Tabii ki isterim. Şafak Sezer ile Rus Gelin'de oynarken bana ''Sen bu dönemin Aliye Rona'sı olabilirsin. Yüzünde görüyorum bunu'' demişti.

Güzel, sempatik, seksi, komik, iyi şarkıcı... Hangisi olmak daha çok hoşunuza gidiyor?
Hiçbirini elemem, hepsini büyük bir zevkle kabul ediyorum. Aslında ben sadece kendim olmaya çalışıyorum. Ama şu var ki; bana hep deli kız derlerdi. Lisedeyken en fırlama seçilmiştim. Seksapalite, sonradan, kendi kadınlığımı keşfedince eklendi.
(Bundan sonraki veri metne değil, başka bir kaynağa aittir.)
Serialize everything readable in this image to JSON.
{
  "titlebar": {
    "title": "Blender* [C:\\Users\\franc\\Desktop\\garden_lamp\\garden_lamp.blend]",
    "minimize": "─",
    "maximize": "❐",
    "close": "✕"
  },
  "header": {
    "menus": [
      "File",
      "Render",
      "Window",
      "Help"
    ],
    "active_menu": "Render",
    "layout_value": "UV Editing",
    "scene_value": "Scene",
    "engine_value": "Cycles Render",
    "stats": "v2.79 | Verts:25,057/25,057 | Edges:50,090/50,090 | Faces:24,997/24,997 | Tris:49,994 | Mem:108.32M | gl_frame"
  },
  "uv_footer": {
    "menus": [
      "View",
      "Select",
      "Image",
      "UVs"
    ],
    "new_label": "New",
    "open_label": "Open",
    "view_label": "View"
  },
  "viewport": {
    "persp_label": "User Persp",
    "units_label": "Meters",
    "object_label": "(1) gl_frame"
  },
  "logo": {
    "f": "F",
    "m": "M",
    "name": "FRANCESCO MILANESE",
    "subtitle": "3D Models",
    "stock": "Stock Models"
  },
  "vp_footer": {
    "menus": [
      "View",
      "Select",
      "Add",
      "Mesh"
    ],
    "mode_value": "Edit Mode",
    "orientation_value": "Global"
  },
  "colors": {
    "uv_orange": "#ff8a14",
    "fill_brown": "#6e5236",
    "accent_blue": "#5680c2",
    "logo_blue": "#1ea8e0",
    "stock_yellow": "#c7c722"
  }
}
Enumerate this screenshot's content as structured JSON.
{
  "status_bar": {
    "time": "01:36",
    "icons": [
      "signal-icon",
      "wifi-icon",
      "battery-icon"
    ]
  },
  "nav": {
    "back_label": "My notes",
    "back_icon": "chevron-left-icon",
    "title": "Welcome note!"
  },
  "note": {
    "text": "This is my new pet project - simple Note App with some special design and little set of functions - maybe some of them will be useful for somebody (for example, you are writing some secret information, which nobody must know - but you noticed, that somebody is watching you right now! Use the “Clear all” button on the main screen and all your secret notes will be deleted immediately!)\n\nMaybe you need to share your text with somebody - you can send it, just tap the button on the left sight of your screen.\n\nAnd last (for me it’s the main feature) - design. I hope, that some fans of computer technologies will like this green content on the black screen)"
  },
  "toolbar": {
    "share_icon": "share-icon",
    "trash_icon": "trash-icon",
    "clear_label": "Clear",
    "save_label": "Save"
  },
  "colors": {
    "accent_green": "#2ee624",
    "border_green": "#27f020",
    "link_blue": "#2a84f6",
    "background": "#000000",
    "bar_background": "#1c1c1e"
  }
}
Moda ve siz nasıl bir ikilisiniz?
Modayı inanılmaz seviyorum. Gerçi ekonomik kriz nedeniyle, hepimiz bence kazandığımız paranın kıymetini bilmeliyiz. Ama benim zayıf yanım kesinlikle moda için harcayacağım paradır! Dizaynırları severim: Marc Jacobs, Costume National, Christian Lacroix, Prada, BNG, Mosquino... Marka takıntım yok ama beğendiğim her şey genellikle dizaynır ürünü oluyor.

Siz hiç magazin basınını sevgilileriyle meşgul eden biri değilsiniz. Şu sıralar aşk hayatınız ne durumda?
Çok romantik, çok zarif, son derece yakışıklı bir sevgilim var. Anne babasını da tebrik ettim zaten; kadınları mutlu etmek üzerine yetiştirilmiş bir erkek. Ancak yeni bir birliktelik...

Aşkta yaş dengesi sizce ne şekilde kurulmalı?
Şu anki sevgilim benden oldukça genç. Ama çok önemli olduğunu düşünmüyorum. 10 yaş büyük sevgilim de oldu ama önemli olan kişiliği; bir kadına nasıl davrandığı ve nasıl hissettirdiği. Aşk benim enerjimi yükseltiyor, daha pozitif yapıyor, gözlerimin içi daha fazla parlıyor. Her kadın gibi romantizmi de seviyorum.

Yay burcusunuz, çapkınlık olmalı hamurunuzda! Bir ilişkiniz olmadığında çapkınlık yapar mısınız?
Eskiden yapardım ama son bir yıldır çok kapalıyım bu anlamda. Hiç kimseye o gözle bakmıyordum. Zaten hep böyle zamanlarda en güzeli gelir sizi bulur ya, öyle oldu benim için de...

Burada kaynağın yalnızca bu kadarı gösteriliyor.